When given in miniscule amounts, even heroin won’t kill you. The body can process it better than it processes alcohol, and aside from the fact that it’s heavily addictive, there are few dangerous side effects to a low dose of heroin. But the fact that most heroin is illegally-sourced and mixed with other ingredients, injected often through shared needles, and eventually taken at dosages that are likely to kill you, it very quickly becomes a dangerous and unreliable drug. Like heroin, most addictive drugs can hurt us – and some leave lasting, permanent damage.
Why Do Drugs Hurt Us?
All drugs are designed and sold to have a certain effect. Some drugs are synthetically put together specifically to mimic naturally-occurring chemicals, with the express purpose of eliciting a specific reaction, for medical or recreational purposes. Other drugs are derived from bacteria and plants, studied, and applied in medicine after decades of rigorous testing and experimentation. But in effect, all drugs leave a lasting mark on an individual – it’s what they’re meant to do.

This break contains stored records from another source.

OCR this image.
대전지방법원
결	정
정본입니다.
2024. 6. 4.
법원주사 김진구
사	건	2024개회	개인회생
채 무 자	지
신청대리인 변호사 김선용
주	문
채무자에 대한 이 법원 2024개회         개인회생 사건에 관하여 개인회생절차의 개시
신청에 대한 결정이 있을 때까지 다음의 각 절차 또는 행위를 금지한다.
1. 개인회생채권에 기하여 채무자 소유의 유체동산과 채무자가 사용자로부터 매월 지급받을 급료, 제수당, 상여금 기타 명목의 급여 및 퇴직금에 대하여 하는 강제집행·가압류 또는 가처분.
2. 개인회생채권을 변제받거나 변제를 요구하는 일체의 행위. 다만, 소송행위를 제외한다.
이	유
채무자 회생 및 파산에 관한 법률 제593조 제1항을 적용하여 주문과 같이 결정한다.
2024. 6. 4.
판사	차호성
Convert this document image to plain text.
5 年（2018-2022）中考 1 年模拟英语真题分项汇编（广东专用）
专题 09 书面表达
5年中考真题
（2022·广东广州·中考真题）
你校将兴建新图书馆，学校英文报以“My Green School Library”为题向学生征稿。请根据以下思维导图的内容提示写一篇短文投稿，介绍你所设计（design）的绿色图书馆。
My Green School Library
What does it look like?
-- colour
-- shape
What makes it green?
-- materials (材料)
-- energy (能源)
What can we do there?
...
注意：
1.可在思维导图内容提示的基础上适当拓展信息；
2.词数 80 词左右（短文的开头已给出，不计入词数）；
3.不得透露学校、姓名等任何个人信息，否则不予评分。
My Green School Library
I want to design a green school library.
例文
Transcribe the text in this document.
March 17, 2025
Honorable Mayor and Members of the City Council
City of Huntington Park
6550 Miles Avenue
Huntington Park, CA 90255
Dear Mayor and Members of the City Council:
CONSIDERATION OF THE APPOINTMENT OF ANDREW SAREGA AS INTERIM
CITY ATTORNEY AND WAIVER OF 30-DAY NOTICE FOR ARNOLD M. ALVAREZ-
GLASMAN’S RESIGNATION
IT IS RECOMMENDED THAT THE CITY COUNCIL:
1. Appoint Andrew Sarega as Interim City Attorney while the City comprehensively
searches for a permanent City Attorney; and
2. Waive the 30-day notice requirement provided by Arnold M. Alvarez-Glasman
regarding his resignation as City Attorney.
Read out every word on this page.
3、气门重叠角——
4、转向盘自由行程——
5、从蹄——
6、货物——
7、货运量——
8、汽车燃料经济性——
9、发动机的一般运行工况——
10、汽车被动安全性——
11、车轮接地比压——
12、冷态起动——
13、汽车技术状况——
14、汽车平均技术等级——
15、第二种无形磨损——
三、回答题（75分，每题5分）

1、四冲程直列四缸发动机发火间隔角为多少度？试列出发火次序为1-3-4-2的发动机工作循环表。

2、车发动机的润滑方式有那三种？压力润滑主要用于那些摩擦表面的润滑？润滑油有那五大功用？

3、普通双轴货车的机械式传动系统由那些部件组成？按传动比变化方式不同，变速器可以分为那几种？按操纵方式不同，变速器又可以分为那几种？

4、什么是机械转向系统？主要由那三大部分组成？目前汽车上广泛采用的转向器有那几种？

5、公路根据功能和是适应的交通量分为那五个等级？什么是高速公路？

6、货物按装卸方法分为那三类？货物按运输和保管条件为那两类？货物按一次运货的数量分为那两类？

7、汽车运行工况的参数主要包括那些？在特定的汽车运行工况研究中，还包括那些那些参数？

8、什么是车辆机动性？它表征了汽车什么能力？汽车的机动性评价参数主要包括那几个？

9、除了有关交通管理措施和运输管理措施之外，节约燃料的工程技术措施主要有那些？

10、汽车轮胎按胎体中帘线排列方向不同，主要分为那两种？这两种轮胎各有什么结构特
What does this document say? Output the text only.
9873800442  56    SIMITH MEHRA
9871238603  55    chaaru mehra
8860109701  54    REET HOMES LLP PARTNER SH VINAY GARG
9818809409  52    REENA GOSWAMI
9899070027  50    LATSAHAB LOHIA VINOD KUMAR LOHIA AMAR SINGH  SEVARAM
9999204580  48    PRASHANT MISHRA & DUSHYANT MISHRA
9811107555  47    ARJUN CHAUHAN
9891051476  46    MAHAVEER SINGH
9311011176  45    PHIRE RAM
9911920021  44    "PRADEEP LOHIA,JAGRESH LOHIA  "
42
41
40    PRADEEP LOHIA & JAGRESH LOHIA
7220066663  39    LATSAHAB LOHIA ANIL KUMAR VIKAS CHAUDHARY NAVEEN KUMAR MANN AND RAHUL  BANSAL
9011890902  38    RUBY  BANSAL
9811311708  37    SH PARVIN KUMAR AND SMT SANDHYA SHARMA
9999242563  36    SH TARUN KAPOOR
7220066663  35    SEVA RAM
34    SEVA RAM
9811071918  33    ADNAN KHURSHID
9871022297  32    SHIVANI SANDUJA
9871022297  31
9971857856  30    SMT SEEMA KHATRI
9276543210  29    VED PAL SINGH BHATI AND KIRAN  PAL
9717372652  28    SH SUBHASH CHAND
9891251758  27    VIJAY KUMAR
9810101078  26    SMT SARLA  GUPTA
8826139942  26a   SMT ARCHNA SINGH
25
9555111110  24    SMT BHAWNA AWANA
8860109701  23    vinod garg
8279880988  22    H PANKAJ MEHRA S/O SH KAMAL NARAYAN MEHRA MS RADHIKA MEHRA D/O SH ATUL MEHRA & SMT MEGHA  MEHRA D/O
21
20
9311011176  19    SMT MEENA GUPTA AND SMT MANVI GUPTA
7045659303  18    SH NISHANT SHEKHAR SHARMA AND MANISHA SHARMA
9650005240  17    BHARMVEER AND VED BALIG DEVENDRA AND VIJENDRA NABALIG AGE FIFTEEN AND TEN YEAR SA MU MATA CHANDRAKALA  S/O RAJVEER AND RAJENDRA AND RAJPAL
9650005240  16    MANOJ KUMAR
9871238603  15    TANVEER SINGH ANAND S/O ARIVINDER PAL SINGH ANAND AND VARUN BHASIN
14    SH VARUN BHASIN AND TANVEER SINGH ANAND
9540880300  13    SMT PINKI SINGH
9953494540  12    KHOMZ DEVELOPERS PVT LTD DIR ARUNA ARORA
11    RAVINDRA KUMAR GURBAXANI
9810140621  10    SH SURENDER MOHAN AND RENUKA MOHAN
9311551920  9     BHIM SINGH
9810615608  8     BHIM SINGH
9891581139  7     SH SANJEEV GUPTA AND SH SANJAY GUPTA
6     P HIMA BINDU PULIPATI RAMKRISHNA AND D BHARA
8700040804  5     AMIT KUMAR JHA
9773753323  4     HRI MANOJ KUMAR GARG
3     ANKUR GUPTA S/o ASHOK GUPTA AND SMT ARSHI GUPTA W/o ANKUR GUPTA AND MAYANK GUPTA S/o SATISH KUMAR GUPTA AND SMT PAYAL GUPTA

Most drugs sold today are explicitly on the market because their benefits heavily outweigh their drawbacks. Heart medication may decrease the natural clotting effect in the body’s blood, creating thinner blood that more easily passes through a person’s veins, in order to improve oxygen delivery throughout the body’s tissue despite a weak heart or constricted blood vessels. However, this comes with a series of side effects, most notably the fact that less clotting means longer healing, as the body struggles to fix cuts and bruises.
Some drugs have drawbacks that far outweigh any benefits. When German chemists first discovered an even more potent analgesic by studying and experimenting with morphine, they dubbed it heroin, and sold it as a less addictive, more powerful analgesic and anesthetic under the Bayer brand. Soon, heroin was found to be an even more potently addictive drug than other existing opioids, and in the late 19th and early 20th century, it was banned for medical use in various regions throughout the world.
Drugs and the Body
Illegal drugs can generally be split into four categories: stimulants, depressants, opioids, and hallucinogens. Some stimulants and depressants have hallucinogenic properties, but hallucinogens are in a grey area medically. Other than PCP, they’re not strictly-speaking physically addictive, and while they do affect the brain, no evidence shows that their effects are permanent. However, they’re still illegal, and dangerous to use. Stimulants, depressants and opioids on the other hand are generally addictive, with the more potent drugs usually being more addictive.
Taking too much of these drugs or reacting violently to them due to individual differences from person to person or counter indications with other medicines can leave lasting damage in the body, including organ failure, paralysis, blindness, and more.